In fact, this delay has the activist Washington Education Association’s fingerprints all over it. The union refused to carry a vote on the new contract agreements until Labor Day, the day before school started. Although the popular excuse is that they wanted to give the school district’s board of directors the maximum amount of time to analyze and negotiate the new contract agreement, local chapter president Elaine Hanson admitted that the union was aware of the superintendent’s refusal to concede their requests since August 5, and decided to proceed as planned anyway.

So now many students mill about in the streets while everybody else tries to figure out what to do. Usually, the longer the children are out of school, the more pressure builds for the school board to accede to the teachers’ demands. Normally apolitical parents become born again education activists for the length of time that it takes to get their offspring back in school.

Or at least that’s how it’s supposed to work. True to form, there have been the usual parent pro-teacher rallies, but the turnout has been quite small, and the grumbling has been intense. One dissenter carried a sign that read: “No anarchists in the classroom — fire ’em.” The district will likely ask the courts to enforce the no strike provision of teachers’ contracts, and order educators back to work.
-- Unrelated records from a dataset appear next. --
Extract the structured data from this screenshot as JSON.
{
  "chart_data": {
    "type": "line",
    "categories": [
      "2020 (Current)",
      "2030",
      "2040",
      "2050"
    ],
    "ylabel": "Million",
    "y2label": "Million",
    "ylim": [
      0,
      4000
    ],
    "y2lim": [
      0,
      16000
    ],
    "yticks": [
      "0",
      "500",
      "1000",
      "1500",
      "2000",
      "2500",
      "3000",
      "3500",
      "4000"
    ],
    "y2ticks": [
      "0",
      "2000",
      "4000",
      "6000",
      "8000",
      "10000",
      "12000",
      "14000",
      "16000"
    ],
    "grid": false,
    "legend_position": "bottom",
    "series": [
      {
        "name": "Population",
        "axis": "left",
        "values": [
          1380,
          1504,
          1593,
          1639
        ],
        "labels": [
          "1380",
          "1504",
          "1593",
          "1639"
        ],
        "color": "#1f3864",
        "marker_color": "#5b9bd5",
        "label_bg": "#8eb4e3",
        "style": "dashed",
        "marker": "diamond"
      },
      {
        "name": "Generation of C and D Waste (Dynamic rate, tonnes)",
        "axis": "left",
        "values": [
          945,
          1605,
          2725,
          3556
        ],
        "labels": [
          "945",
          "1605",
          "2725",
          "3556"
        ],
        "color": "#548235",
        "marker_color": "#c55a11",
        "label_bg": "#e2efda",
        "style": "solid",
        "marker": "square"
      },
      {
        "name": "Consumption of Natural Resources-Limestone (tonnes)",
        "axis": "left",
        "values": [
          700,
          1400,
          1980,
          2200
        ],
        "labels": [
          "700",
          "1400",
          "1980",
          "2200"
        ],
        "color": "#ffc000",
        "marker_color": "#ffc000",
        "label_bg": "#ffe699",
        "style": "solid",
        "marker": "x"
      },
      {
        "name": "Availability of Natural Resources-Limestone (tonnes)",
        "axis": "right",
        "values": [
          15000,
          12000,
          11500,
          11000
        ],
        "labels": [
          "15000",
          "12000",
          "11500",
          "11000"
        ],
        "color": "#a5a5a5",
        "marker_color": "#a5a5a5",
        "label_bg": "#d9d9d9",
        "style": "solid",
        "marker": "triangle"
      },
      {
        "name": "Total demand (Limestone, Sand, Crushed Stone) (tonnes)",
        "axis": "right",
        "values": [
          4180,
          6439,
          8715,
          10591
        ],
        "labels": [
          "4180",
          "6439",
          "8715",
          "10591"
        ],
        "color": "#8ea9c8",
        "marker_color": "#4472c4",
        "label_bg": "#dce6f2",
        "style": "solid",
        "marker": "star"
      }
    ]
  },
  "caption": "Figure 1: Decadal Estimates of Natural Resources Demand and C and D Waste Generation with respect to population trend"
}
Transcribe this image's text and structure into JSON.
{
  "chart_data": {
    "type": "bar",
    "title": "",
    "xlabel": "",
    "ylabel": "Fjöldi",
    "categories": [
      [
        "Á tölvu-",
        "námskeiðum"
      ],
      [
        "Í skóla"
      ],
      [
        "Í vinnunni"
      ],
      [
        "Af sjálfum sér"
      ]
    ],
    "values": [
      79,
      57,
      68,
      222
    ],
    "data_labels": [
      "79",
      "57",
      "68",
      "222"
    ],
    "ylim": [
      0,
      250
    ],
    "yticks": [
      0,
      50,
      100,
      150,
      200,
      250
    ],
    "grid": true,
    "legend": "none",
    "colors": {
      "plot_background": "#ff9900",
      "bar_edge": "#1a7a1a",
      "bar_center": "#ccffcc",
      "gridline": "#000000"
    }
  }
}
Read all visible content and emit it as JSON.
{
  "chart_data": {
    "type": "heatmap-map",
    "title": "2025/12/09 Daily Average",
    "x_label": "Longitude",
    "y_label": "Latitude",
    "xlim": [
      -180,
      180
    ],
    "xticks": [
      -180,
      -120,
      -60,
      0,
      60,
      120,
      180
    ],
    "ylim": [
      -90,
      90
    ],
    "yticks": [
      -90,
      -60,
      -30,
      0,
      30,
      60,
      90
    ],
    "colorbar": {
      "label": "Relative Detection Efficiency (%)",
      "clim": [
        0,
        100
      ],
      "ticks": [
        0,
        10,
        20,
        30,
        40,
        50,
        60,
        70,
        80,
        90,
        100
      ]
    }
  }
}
Then there are the Tulalip Indians. Fed up with the prospect of their children not learning, the tribe began holding its own ad hoc school, in which volunteers can come in to the Boys & Girls Club, and teach the children in basic skills (e.g., math, reading). The tribe is offering these classes to the whole community. The tribal school is scheduled to last only as long as the teachers’ strike. However, by giving students a place to study and learn, it — along with growing parental resentment — should make the barrel that the teachers think they have us over all that much smaller.